Спустя два года мне пришлось самому проявить инициативу. Мой старый приятель и сослуживец неудачно упал, слома шейку бедра. В результате на долгое время обезножил. И тут выяснилось, что за его Джавой, шикарным рыжим длинношерстным персом, не кому ухаживать. Узнав об этом, я тут же поехал и забрал кота. Не очень размышляя – почему. Забрал и забрал. Так звёзды сошлись. Странность имени этого существа объясняется тем, что его хозяин был осетином родом из посёлка под таким же названием. Что касается перса, то он  был серьёзным, солидным, медлительно-важным созданием. Его редко можно было увидеть бегущим. К играм и игрушкам относился с явным презрением. Его вкрадчивость и осторожность проявлялась во всём. Даже к еде. Приступая к ней, он долго в неё всматривался, изучал, принюхивался, выбирая с какой стороны начать её поглощать. При этом выражение его кошачьей солидной морды не менялось. Оно всегда было свирепо-сосредоточенное и неприветливое. Всё это было чисто внешнее. Его натура была ласковая и нежная. Поскольку мы ранее были знакомы, то быстро привязались друг к другу. Особенно он. Сие рыжее создание следовало за мной по квартире в течение всего дня. Его любимым постоянным занятием было созерцание за тем, чем я занимался. Скажем, работал я за компьютером. Он тут же пристраивался рядом, уставившись на меня парой огромных рыжих  глаз. При этом он иногда широко раскрывал рот в каком-то беззвучном высказывании, явно для меня не переводимом. Он так же любил спать со мной, при этом рокоча, как изделие харьковского тракторного завода. Гармонию нашего бытия через четыре года вероломно порушила всё та же всемирная успокоительница.  И Джава ушёл от меня.  После чего я дал себе зарок – больше никаких животных у меня в доме не будет. Видно, потому, что мне теперь достаточно общения с тобой, с Голосом, я принял решение отказаться выполнить просьбу моей знакомой, посоветовав    той обратиться в соответствующие приюты. Причин своего отказа я не стал объяснять: не могу и всё. На сём заканчиваю свои кошачьи штудии. 

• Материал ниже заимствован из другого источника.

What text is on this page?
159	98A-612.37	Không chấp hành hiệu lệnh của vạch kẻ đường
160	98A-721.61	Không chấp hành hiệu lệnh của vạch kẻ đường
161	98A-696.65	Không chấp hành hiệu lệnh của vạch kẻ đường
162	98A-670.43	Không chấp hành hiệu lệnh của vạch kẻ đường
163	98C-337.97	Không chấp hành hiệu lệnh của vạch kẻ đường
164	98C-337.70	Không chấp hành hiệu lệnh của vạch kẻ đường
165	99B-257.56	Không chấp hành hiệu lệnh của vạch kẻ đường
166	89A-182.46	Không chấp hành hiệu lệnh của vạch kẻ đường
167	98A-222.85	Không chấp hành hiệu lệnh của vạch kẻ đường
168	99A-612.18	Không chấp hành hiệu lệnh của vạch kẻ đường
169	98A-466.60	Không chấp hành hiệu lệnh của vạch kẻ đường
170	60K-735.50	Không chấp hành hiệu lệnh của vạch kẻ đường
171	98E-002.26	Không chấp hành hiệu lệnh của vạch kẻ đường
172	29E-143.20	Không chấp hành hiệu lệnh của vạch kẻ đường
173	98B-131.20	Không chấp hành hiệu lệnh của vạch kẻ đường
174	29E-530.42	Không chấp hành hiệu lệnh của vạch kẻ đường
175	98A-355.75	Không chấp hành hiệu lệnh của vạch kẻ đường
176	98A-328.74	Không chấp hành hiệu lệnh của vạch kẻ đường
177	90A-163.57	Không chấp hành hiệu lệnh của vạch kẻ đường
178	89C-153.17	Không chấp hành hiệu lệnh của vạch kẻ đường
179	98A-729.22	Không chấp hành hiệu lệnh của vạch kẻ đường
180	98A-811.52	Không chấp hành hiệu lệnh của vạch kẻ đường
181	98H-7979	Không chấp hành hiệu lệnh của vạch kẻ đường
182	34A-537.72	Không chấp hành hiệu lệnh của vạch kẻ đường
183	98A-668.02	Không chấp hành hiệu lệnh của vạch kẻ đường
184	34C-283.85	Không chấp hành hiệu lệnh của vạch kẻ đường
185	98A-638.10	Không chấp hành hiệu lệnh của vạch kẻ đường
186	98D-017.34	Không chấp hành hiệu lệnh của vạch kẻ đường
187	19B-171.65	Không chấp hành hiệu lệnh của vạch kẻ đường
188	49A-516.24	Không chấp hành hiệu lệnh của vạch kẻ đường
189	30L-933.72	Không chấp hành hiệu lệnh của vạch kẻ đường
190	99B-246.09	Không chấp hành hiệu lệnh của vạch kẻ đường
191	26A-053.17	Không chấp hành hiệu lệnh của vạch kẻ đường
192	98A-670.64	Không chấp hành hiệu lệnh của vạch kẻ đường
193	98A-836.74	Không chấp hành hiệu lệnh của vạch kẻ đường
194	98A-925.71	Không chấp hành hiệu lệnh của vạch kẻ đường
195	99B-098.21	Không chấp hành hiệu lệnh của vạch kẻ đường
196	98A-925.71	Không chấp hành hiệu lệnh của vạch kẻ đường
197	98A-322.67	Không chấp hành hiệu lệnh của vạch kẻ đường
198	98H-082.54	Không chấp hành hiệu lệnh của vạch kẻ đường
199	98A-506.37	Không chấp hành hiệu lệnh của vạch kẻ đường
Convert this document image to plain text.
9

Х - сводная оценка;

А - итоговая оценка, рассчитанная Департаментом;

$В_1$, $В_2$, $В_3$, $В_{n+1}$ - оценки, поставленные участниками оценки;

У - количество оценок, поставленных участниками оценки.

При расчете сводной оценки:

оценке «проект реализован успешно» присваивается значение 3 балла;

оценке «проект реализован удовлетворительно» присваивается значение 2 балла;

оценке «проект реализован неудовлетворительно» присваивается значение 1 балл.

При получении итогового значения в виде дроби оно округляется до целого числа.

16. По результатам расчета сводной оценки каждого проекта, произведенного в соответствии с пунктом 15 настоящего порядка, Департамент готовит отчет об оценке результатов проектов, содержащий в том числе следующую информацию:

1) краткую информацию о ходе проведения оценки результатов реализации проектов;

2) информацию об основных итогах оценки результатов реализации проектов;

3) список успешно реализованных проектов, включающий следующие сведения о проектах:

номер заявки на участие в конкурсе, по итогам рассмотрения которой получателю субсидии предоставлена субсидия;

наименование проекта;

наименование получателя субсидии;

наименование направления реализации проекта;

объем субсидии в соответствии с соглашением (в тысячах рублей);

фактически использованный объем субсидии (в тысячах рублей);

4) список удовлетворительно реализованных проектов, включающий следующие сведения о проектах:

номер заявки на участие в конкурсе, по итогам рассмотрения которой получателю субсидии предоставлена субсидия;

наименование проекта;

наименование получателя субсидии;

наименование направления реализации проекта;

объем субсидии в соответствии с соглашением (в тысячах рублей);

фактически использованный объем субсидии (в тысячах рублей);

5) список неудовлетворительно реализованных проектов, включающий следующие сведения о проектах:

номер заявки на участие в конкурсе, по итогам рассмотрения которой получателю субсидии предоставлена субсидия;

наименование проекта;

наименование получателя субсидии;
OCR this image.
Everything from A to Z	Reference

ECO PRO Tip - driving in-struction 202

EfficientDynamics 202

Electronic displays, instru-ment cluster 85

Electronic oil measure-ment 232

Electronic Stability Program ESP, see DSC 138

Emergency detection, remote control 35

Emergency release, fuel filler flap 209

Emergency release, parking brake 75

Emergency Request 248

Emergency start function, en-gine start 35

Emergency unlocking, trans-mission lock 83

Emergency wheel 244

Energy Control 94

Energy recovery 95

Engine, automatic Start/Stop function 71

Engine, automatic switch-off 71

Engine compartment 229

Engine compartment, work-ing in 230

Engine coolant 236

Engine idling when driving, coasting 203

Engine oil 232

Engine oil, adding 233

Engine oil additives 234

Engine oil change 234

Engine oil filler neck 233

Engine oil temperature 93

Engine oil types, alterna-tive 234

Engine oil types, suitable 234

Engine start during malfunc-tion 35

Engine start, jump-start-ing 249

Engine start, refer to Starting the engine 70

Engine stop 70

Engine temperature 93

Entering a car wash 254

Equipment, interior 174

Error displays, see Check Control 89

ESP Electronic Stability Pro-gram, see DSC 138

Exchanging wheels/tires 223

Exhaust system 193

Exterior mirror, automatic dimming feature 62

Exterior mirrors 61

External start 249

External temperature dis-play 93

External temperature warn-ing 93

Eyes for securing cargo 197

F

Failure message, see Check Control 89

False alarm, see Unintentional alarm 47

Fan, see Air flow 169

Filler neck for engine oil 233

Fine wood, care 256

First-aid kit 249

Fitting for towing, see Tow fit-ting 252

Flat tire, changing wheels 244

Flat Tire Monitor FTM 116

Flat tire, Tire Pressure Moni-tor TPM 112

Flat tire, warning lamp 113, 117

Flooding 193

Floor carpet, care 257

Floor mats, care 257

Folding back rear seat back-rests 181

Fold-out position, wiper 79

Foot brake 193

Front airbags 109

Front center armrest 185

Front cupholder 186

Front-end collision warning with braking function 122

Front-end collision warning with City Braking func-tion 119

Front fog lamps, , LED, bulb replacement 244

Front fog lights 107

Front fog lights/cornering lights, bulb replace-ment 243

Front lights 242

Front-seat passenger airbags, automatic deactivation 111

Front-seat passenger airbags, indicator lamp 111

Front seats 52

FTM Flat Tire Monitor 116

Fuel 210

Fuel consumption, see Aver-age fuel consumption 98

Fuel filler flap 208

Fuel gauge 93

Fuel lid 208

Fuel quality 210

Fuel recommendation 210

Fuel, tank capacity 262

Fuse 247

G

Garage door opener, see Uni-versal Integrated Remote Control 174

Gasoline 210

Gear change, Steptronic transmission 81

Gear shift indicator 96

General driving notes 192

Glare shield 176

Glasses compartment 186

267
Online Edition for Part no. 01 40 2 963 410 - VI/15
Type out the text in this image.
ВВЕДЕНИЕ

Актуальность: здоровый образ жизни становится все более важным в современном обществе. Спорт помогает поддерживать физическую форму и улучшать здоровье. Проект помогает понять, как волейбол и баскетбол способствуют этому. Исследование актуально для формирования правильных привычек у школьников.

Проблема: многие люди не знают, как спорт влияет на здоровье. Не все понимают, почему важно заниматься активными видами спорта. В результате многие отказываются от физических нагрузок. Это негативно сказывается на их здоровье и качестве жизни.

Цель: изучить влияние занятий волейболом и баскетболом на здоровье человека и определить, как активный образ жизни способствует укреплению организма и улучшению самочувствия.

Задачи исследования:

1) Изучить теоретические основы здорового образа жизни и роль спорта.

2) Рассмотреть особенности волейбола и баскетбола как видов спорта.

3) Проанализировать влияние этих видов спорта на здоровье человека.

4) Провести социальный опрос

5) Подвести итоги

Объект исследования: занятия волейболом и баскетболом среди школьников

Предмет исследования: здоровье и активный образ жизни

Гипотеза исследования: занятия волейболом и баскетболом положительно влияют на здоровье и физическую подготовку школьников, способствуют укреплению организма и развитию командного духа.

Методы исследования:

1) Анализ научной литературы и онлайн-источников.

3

                С наилучшими пожеланиями и уважением.
                Фелинологический  amuser.

Ламентация пятая.
Уважаемая Асмик.
В ламентации, предшествующей моим кошачьим мемориям, я признался, что до меня не особенно доходят смыслы картины Василия Кандинского «Посвящение незнакомому голосу». Справедливости ради, должен заметить, что всё я же попытался вглядеться в эту картину и выявить для себя какие-нибудь смысла образные значения. И добился некоторых результатов. Например, в самом верху, в правом углу, мне ясно видится пара женских туфелек. И сразу ассоциативно вспоминается строка из поэмы Андрея Вознесенского «Оза»:
 Выйду ли к пляжу – туфелек пара, будто купальщица в море пропала.
О чём эта деталь этой художественной композиции? Мне думается, это воспоминание об изящности образа той, чей голос потряс художника, и с которой она только что расстался в Русском музее. Этот вывод подкрепляется ещё одной деталью: в левом верхнем углу угадывается изображение косички с бантиком. Не есть ли в том намёк то, что объект воздыхания живописца не только изящен, но он юн и невинен? Между девичьей косичкой и туфельками Кандинский поместил изображение какого-то замысловатого строения. Можно предположить, что так он зафиксировал то место, где он повстречался с Ниной, то есть это здание, где расположен музей изящных искусств  имени Александра III. Иные детали картины  просто не поддаются моим интерпретациям: ни нечто напоминающие арбалет, ни изображение молотка для производства геологических изысканий. Словом, для меня эта картина является продуктом медитативного состояния художника, в ходе которого он наносил на бумагу размером 24 на 16 сантиметров хаотичные линии и цветовые пятна, смысл которых был понятен только его возбуждённому сознанию. Верен ли этот мой посыл, я не знаю. Видимо, надо обратиться мне к специалистам по творчеству Кандинского. Скажем, к лекциям Александра Таирова, что я обнаружил в интернете. Но пока я не нахожу, к сожалению, на это времени. Надеюсь, что я всё же изыщу такую возможность. И тогда, Голос, я сообщу тебе, как понимать этот опус Кандинского из далёкого 1916 года.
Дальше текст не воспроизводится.